The researchers conducted a study in which they observed how common oral bacteria flourished among one group of saliva samples, which hadn't been supplemented with L-arginine, and how it handled another group that had. They found a substantial disintegration of bacteria in the L-arginine group, suggesting possible benefits of putting it in consumer health products such as toothpaste and mouthwash.
"Bacteria like to aggregate on surfaces to form biofilms, and dental plaque is a biofilm," senior study author Alexander Rickard, PhD, assistant professor of epidemiology at the UM School of Public Health, told DrBicuspid.com. The research team included three master's students in the UM's epidemiology program.
These biofilms are responsible for the formation of caries, gingivitis, and periodontal disease. Surveys indicate that nearly 24% of adults in the U.S. have untreated dental caries, and about 39% have moderate to severe periodontitis, a number that increases to 64% for those older than 65. When bacteria grow together, they form a biofilm, which is more resistant to antimicrobials, he said.
"We can either use L-arginine as is to make biofilm fall apart, or we could augment antimicrobials with it to allow it to penetrate and have greater effect," Rickard said.
Most treatments to control dental plaque use antimicrobial agents such as chlorhexidine -- chemicals aimed at killing plaque bacteria -- but they can affect the sense of taste and stain teeth. Antimicrobial treatments also have been the subject of debate about overuse in recent years.
But using a natural amino acid such as L-arginine could avoid the development of antimicrobial resistance, the study authors noted.
"L-arginine is a building block for life. We're just changing the concentration, increasing it to high levels," Rickard explained. "That changes the properties of bioflims and how they interact with the surface of teeth. The biofilms fall off; they can't maintain their stickiness. It's kind of cool. Instead of trying to kill microbials, let's try to instead diassemble them."
L-arginine could potentially be used to destabilize biofilms in other environments, such as wounds, catheters, and other medical situations, the study authors noted.
"Biolfilms are ubiquitous; they're everywhere," Richard said. "Many properties that bring them together are the same, in mouth, as well as elsewhere in the body. Certain mechanisms are the same. If we can target a common mechanism, it could be used in variety of locations."

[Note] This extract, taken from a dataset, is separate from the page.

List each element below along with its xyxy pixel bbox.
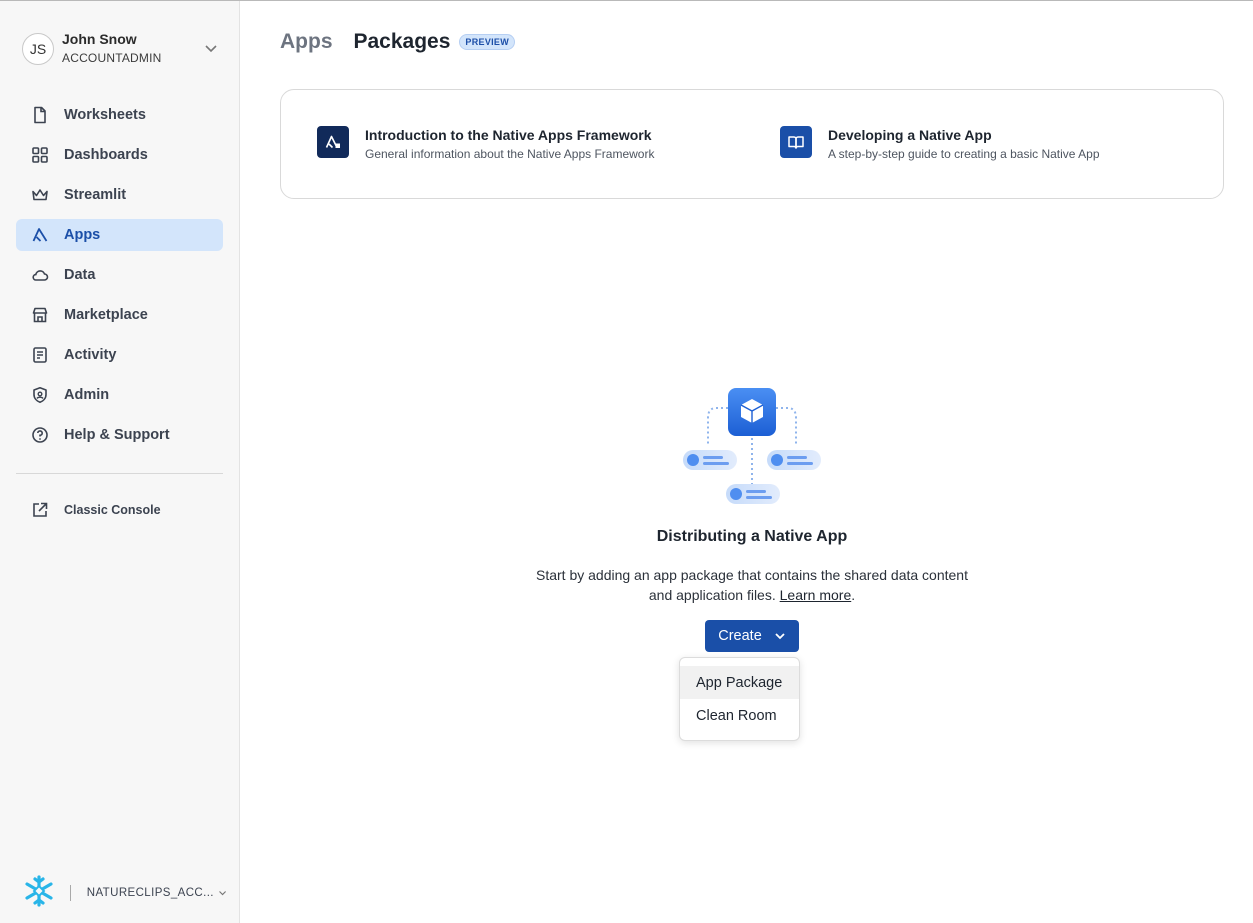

"We demonstrated that L-arginine monohydrochloride (LAHCl) does not kill or damage biofilm bacteria but instead appears to destabilize the biofilm in a concentration-dependent manner," the researchers concluded. "The use of LAHCl to instead destabilize multispecies oral biofilms, resulting in the reduction of biofilm bioburden, represents a potentially desirable alternative to antimicrobial treatments, because the dispersed bacteria will be either swallowed or expelled during cleaning regimens."
Clinical investigations exploring the use of L-arginine salts in antimicrobial formulations also would be potentially fruitful, according to the study authors.
"Given the destabilizing effects of high millimolar concentrations of LAHCl, as well as the increasing demand to develop more efficacious oral healthcare technologies, the prospect of using L-arginine salts such as LAHCl to improve oral health needs to be rigorously assessed," they wrote.